Property Assessed Clean Energy (PACE) programs face push back from Fannie Mae and Freddie Mac. PACE is a financing program through which local governments raise money for renewable energy retrofits by selling municipal bonds. Homeowners can then access this capital to help finance home energy improvements, such as solar panels for their roofs. The loan is paid back over the course of 15 to 20 years through a property tax assessment, which stays with the home in the event of a sale.
The problem, in the eyes of Fannie and Freddie, is that the loan is senior to the home mortgage. In a foreclosure process, the energy efficient loan is paid off before the mortgage lender gets their money back. The financing structure was implemented with other types of specialty property taxes in mind. Other property tax assessments for municipal improvements (i.e. sewers and sidewalks) are senior to home mortgages and have not raised red flags from mortgage lenders in the past. Additionally, the loan’s first lien status helps during the fundraising process when cities sell municipal bonds.
The Federal Housing Finance Agency (FHFA), which regulates Fannie and Freddie, announced that it directed the mortgage lenders to allow current borrowers with existing energy efficient liens on their homes to participate without penalty. Additionally, the FHFA instructed Fannie and Freddie to consider avoiding the programs or tightening lending standards in areas where PACE programs move forward. Tightened standards could include approval from the lenders prior to borrowers implementing PACE financing or require homeowners to payoff the assessment in a sale or refinancing.

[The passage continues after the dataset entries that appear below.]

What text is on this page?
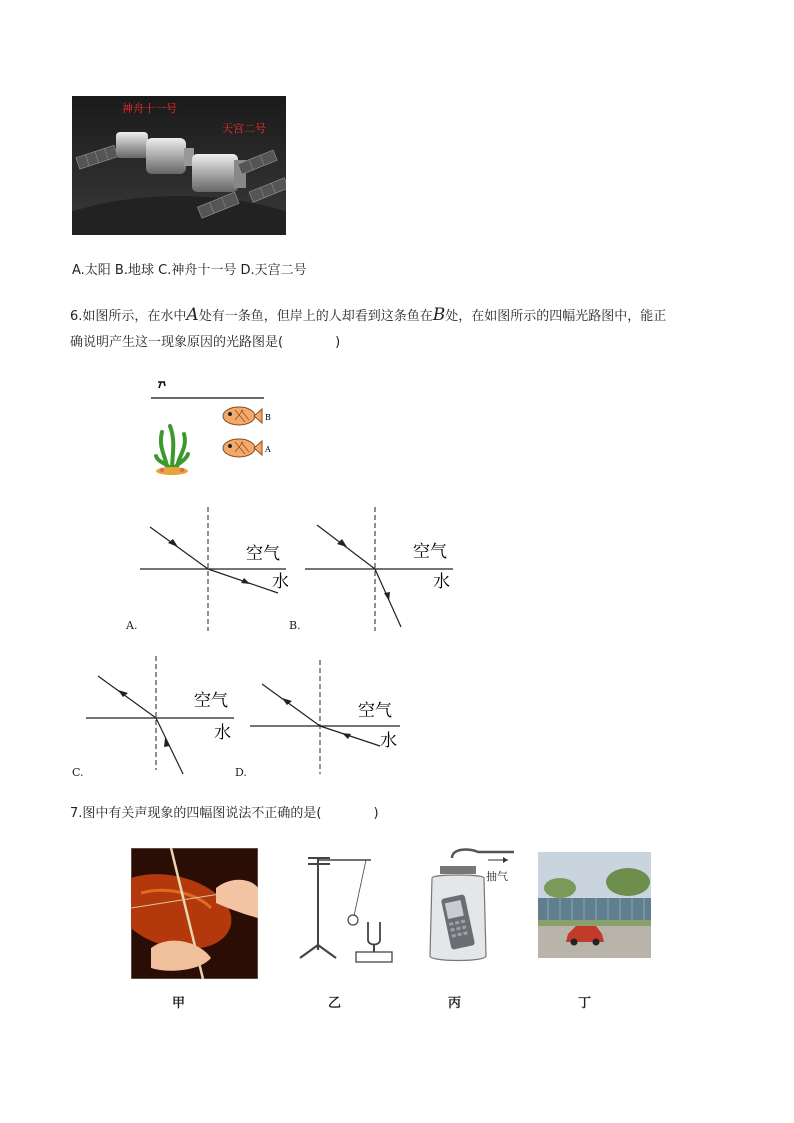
神舟十一号
天宫二号
A.太阳 B.地球 C.神舟十一号 D.天宫二号
6.如图所示，在水中A处有一条鱼，但岸上的人却看到这条鱼在B处，在如图所示的四幅光路图中，能正
确说明产生这一现象原因的光路图是(　　　　)
B
A
空气
水
A.
空气
水
B.
空气
水
C.
空气
水
D.
7.图中有关声现象的四幅图说法不正确的是(　　　　)
甲	乙
抽气
丙	丁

These tightened standards could seriously hinder PACE programs, which were intended to increase clean energy jobs and incentivize renewable energy adoption. Some municipalities have been holding back PACE applications because of the future uncertainty of the program. The municipalities are wary of putting the homeowner in a position that would violate their mortgage. The FHFA announcement was followed by letters from Reps. Henry Waxman and Barney Frank stating that resolutions should be developed to continue the PACE programs without increasing the risk taxpayers or mortgage investors take on.